Se la provincia di Cosenza detiene il primato della presenza di cittadini stranieri, con un incremento del 364 per cento, in termini assoluti, è quella di Reggio, la provincia più cosmopolita. Lo scettro per cittadinanza allargata, e non da ora, va al piccolo centro di Gizzeria con 134 stranieri su mille censiti, poi Roghudi con 120 e Candidoni con 95.
Dal censimento son venute altre spigolature degne di nota, stranieri a parte. Il comune -che è anche capoluogo di provincia, in attesa di diventare città metropolitana- più popolato è quello di Reggio, con 180.817 residenti. I comuni più piccoli sono cinque. Staiti, nel reggino, ha solo 279 abitanti. Il comune con maggiore densità di popolazione -anch’esso capoluogo di provincia- è Cosenza con 1.866 abitanti per km quadrato. Quello meno densamente popolato è Castroregio con 8 abitanti per kmq. E visto che ad emigrare -e non poteva essere diversamente- sono i giovani in cerca di lavoro, il Comune con il maggior indice di anzianità è Carpanzano, con un indice di vecchiaia dell’857 per cento. Quello più giovane è Ionadi con l’indice del 44 per cento. Altilia registra il maggior numero di maschi:116 uomini su 100 donne. Iacurso, invece, ha 76 uomini su 100 donne. A Terravecchia, strano ma vero, c’è un solo straniero per mille abitanti.
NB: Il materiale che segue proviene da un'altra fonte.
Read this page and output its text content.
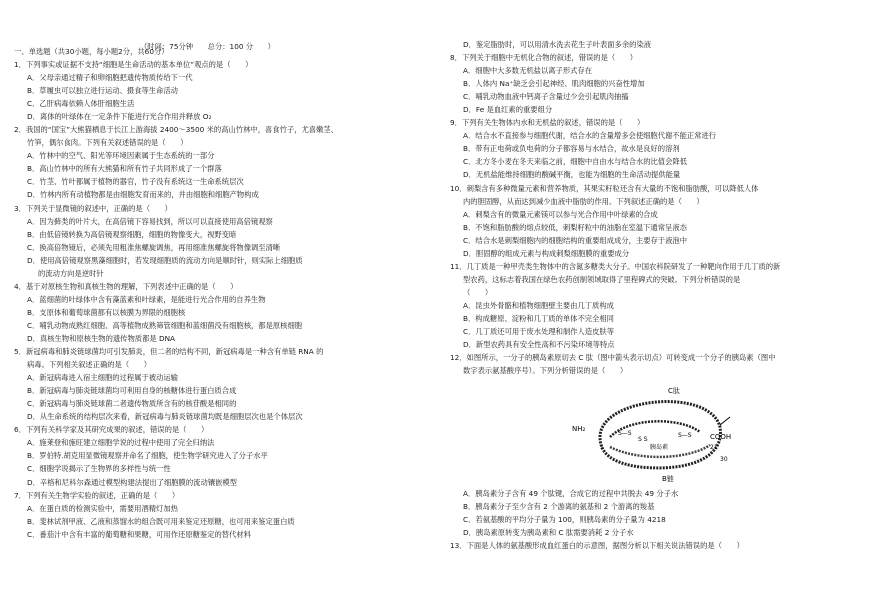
（时间：75分钟　　总分：100 分　　）
一、单选题（共30小题，每小题2分，共60分）
1．下列事实或证据不支持“细胞是生命活动的基本单位”观点的是（　　）
A．父母亲通过精子和卵细胞把遗传物质传给下一代
B．草履虫可以独立进行运动、摄食等生命活动
C．乙肝病毒依赖人体肝细胞生活
D．离体的叶绿体在一定条件下能进行光合作用并释放 O₂
2．我国的“国宝”大熊猫栖息于长江上游海拔 2400～3500 米的高山竹林中，喜食竹子，尤喜嫩茎、
竹笋，偶尔食肉。下列有关叙述错误的是（　　）
A．竹林中的空气、阳光等环境因素属于生态系统的一部分
B．高山竹林中的所有大熊猫和所有竹子共同形成了一个群落
C．竹茎、竹叶都属于植物的器官，竹子没有系统这一生命系统层次
D．竹林内所有动植物都是由细胞发育而来的，并由细胞和细胞产物构成
3．下列关于显微镜的叙述中，正确的是（　　）
A．因为藓类的叶片大，在高倍镜下容易找到，所以可以直接使用高倍镜观察
B．由低倍镜转换为高倍镜观察细胞，细胞的物像变大，视野变暗
C．换高倍物镜后，必须先用粗准焦螺旋调焦，再用细准焦螺旋将物像调至清晰
D．使用高倍镜观察黑藻细胞时，若发现细胞质的流动方向是顺时针，则实际上细胞质
的流动方向是逆时针
4．基于对原核生物和真核生物的理解，下列表述中正确的是（　　）
A．蓝细菌的叶绿体中含有藻蓝素和叶绿素，是能进行光合作用的自养生物
B．支原体和葡萄球菌都有以核膜为界限的细胞核
C．哺乳动物成熟红细胞、高等植物成熟筛管细胞和蓝细菌没有细胞核，都是原核细胞
D．真核生物和原核生物的遗传物质都是 DNA
5．新冠病毒和肺炎链球菌均可引发肺炎，但二者的结构不同，新冠病毒是一种含有单链 RNA 的
病毒。下列相关叙述正确的是（　　）
A．新冠病毒进入宿主细胞的过程属于被动运输
B．新冠病毒与肺炎链球菌均可利用自身的核糖体进行蛋白质合成
C．新冠病毒与肺炎链球菌二者遗传物质所含有的核苷酸是相同的
D．从生命系统的结构层次来看，新冠病毒与肺炎链球菌均既是细胞层次也是个体层次
6．下列有关科学家及其研究成果的叙述，错误的是（　　）
A．施莱登和施旺建立细胞学说的过程中使用了完全归纳法
B．罗伯特.胡克用显微镜观察并命名了细胞，使生物学研究进入了分子水平
C．细胞学说揭示了生物界的多样性与统一性
D．辛格和尼科尔森通过模型构建法提出了细胞膜的流动镶嵌模型
7．下列有关生物学实验的叙述，正确的是（　　）
A．在蛋白质的检测实验中，需要用酒精灯加热
B．斐林试剂甲液、乙液和蒸馏水的组合既可用来鉴定还原糖，也可用来鉴定蛋白质
C．番茄汁中含有丰富的葡萄糖和果糖，可用作还原糖鉴定的替代材料
D．鉴定脂肪时，可以用清水洗去花生子叶表面多余的染液
8．下列关于细胞中无机化合物的叙述，错误的是（　　）
A．细胞中大多数无机盐以离子形式存在
B．人体内 Na⁺缺乏会引起神经、肌肉细胞的兴奋性增加
C．哺乳动物血液中钙离子含量过少会引起肌肉抽搐
D．Fe 是血红素的重要组分
9．下列有关生物体内水和无机盐的叙述，错误的是（　　）
A．结合水不直接参与细胞代谢，结合水的含量增多会使细胞代谢不能正常进行
B．带有正电荷或负电荷的分子都容易与水结合，故水是良好的溶剂
C．北方冬小麦在冬天来临之前，细胞中自由水与结合水的比值会降低
D．无机盐能维持细胞的酸碱平衡，也能为细胞的生命活动提供能量
10．刺梨含有多种微量元素和营养物质，其果实籽粒还含有大量的不饱和脂肪酸，可以降低人体
内的胆固醇，从而达到减少血液中脂肪的作用。下列叙述正确的是（　　）
A．刺梨含有的微量元素镁可以参与光合作用中叶绿素的合成
B．不饱和脂肪酸的熔点较低，刺梨籽粒中的油脂在室温下通常呈液态
C．结合水是刺梨细胞内的细胞结构的重要组成成分，主要存于液泡中
D．胆固醇的组成元素与构成刺梨细胞膜的重要成分
11．几丁质是一种甲壳类生物体中的含氮多糖类大分子。中国农科院研发了一种靶向作用于几丁质的新
型农药，这标志着我国在绿色农药创制领域取得了里程碑式的突破。下列分析错误的是
（　　）
A．昆虫外骨骼和植物细胞壁主要由几丁质构成
B．构成糖原、淀粉和几丁质的单体不完全相同
C．几丁质还可用于废水处理和制作人造皮肤等
D．新型农药具有安全性高和不污染环境等特点
12．如图所示，一分子的胰岛素原切去 C 肽（图中箭头表示切点）可转变成一个分子的胰岛素（图中
数字表示氨基酸序号）。下列分析错误的是（　　）
C肽
B链
NH₂
COOH
1	21
30
胰岛素
S—S
S S
S—S
A．胰岛素分子含有 49 个肽键，合成它的过程中共脱去 49 分子水
B．胰岛素分子至少含有 2 个游离的氨基和 2 个游离的羧基
C．若氨基酸的平均分子量为 100，则胰岛素的分子量为 4218
D．胰岛素原转变为胰岛素和 C 肽需要消耗 2 分子水
13．下面是人体的氨基酸形成血红蛋白的示意图，据图分析以下相关说法错误的是（　　）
Che dire? Al quadro dell’Istat non si può aggiungere nulla. Sono politici ed amministratori, come sempre e com’è giusto, a dover intervenire.  Se, come dicevano gli inglesi “the future is in the past”, in questo caso, il futuro è nel prevedere, oggi, come fare in modo che si ripopolino i comuni, che la Calabria non aggiunga povertà a povertà, che la regione che diede il nome all’Italia non finisca con l’essere una RSA, una residenza per anziani.
Come ho scritto nel libro “I diari di mio padre 1938-1946” editore Pellegrini, il paese non può essere destinato a morire. “Un paese vuol dire non essere soli, sapere che nella gente, nelle piante, nella terra c’è qualcosa di tuo, che, anche quando non ci sei, resta ad aspettarti”. C’è qualcuno che può smentire Cesare Pavese?